Deucalion stood halfway down the center aisle, facing the screen. Head tipped back, he slowly scanned the ornate architecture overhead.
The strangeness of the moment was shattered with the silence when a sudden flapping of wings revealed a trapped bird swooping through the vaults above, from one roost in the cornice to another.
As Carson and Michael approached Deucalion, she heard him say, “Come to me, little one. No fear.”
The bird flew again, swooped wildly, swooped…and alighted on Deucalion’s extended arm. Seen close and still, it proved to be a dove.
With a laugh of delight, the fat man came forward from the screen. “I’ll be damned. We ever get a lion in here, you’re my man.”
Gently stroking the bird, Deucalion turned as Carson and Michael approached him.
Carson said, “I thought only St. Francis and Dr. Doolittle talked to animals.”
“Just a little trick.”
“You seem to be full of tricks, little and big,” she said.
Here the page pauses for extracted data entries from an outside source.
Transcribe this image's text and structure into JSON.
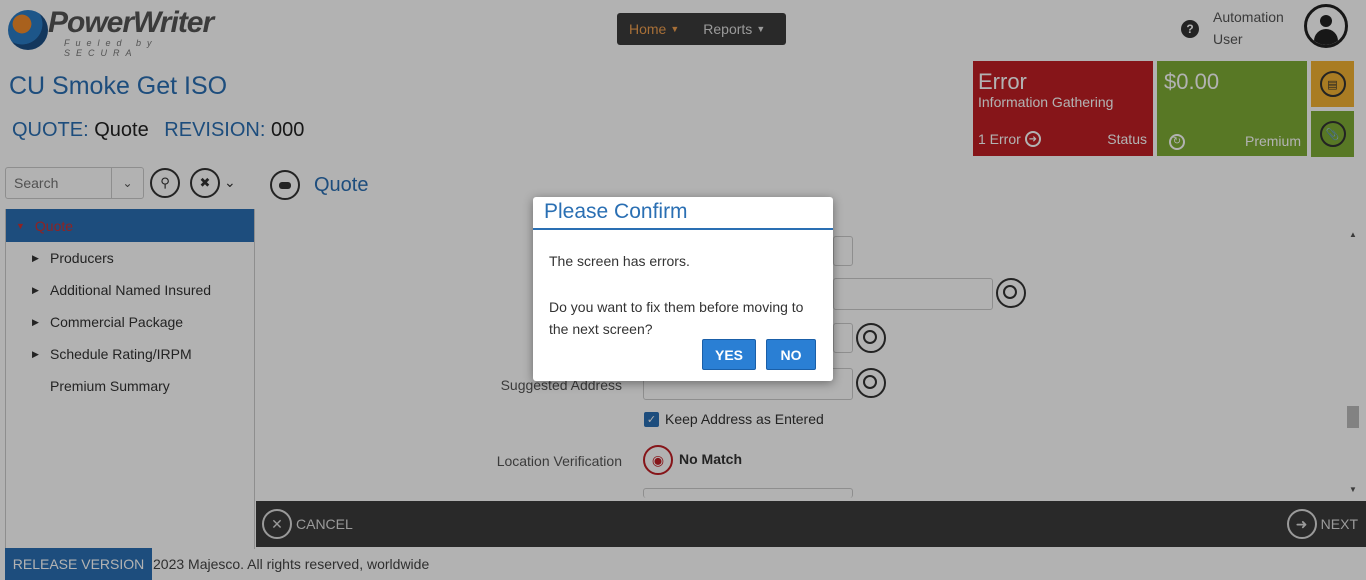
{
  "header": {
    "brand": "PowerWriter",
    "tagline": "Fueled by SECURA",
    "nav": [
      {
        "label": "Home"
      },
      {
        "label": "Reports"
      }
    ],
    "user": "Automation User"
  },
  "page": {
    "title": "CU Smoke Get ISO",
    "quote_label": "QUOTE:",
    "quote_value": "Quote",
    "revision_label": "REVISION:",
    "revision_value": "000"
  },
  "tiles": {
    "error_title": "Error",
    "error_subtitle": "Information Gathering",
    "error_count": "1 Error",
    "error_status": "Status",
    "premium_amount": "$0.00",
    "premium_label": "Premium"
  },
  "sidebar": {
    "search_placeholder": "Search",
    "root": "Quote",
    "items": [
      {
        "label": "Producers",
        "expandable": true
      },
      {
        "label": "Additional Named Insured",
        "expandable": true
      },
      {
        "label": "Commercial Package",
        "expandable": true
      },
      {
        "label": "Schedule Rating/IRPM",
        "expandable": true
      },
      {
        "label": "Premium Summary",
        "expandable": false
      }
    ]
  },
  "main": {
    "section_title": "Quote",
    "suggested_address_label": "Suggested Address",
    "keep_address_label": "Keep Address as Entered",
    "keep_address_checked": true,
    "location_verification_label": "Location Verification",
    "location_verification_value": "No Match"
  },
  "footer": {
    "cancel": "CANCEL",
    "next": "NEXT",
    "release": "RELEASE VERSION",
    "copyright": "2023 Majesco. All rights reserved, worldwide"
  },
  "modal": {
    "title": "Please Confirm",
    "message1": "The screen has errors.",
    "message2": "Do you want to fix them before moving to the next screen?",
    "yes": "YES",
    "no": "NO"
  },
  "colors": {
    "primary": "#2a6fb3",
    "error_tile": "#c01f24",
    "premium_tile": "#7fac36",
    "notes_tile": "#f2b233",
    "nav_bg": "#3b3b3b"
  }
}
The fat man proved to have a sweet voice. “The poor thing’s been trapped here a couple days, living off stale popcorn. Couldn’t get it to go for the exit doors when I opened them.”
Deucalion cupped the bird in one immense hand, and it appeared to be without fear, almost in a trance.
With both pudgy hands, the man in white accepted the dove from Deucalion and moved away, toward the front of the theater. “I’ll set it free.”
“This is my partner, Detective Maddison,” Carson told Deucalion. “Michael Maddison.”
They nodded to each other, and Michael—pretending not to be impressed by the size and appearance of Deucalion—said, “I’ve gotta be straight with you. I’ll be the first to admit we’re in weird woods on this one, but I still don’t buy the Transylvania thing.”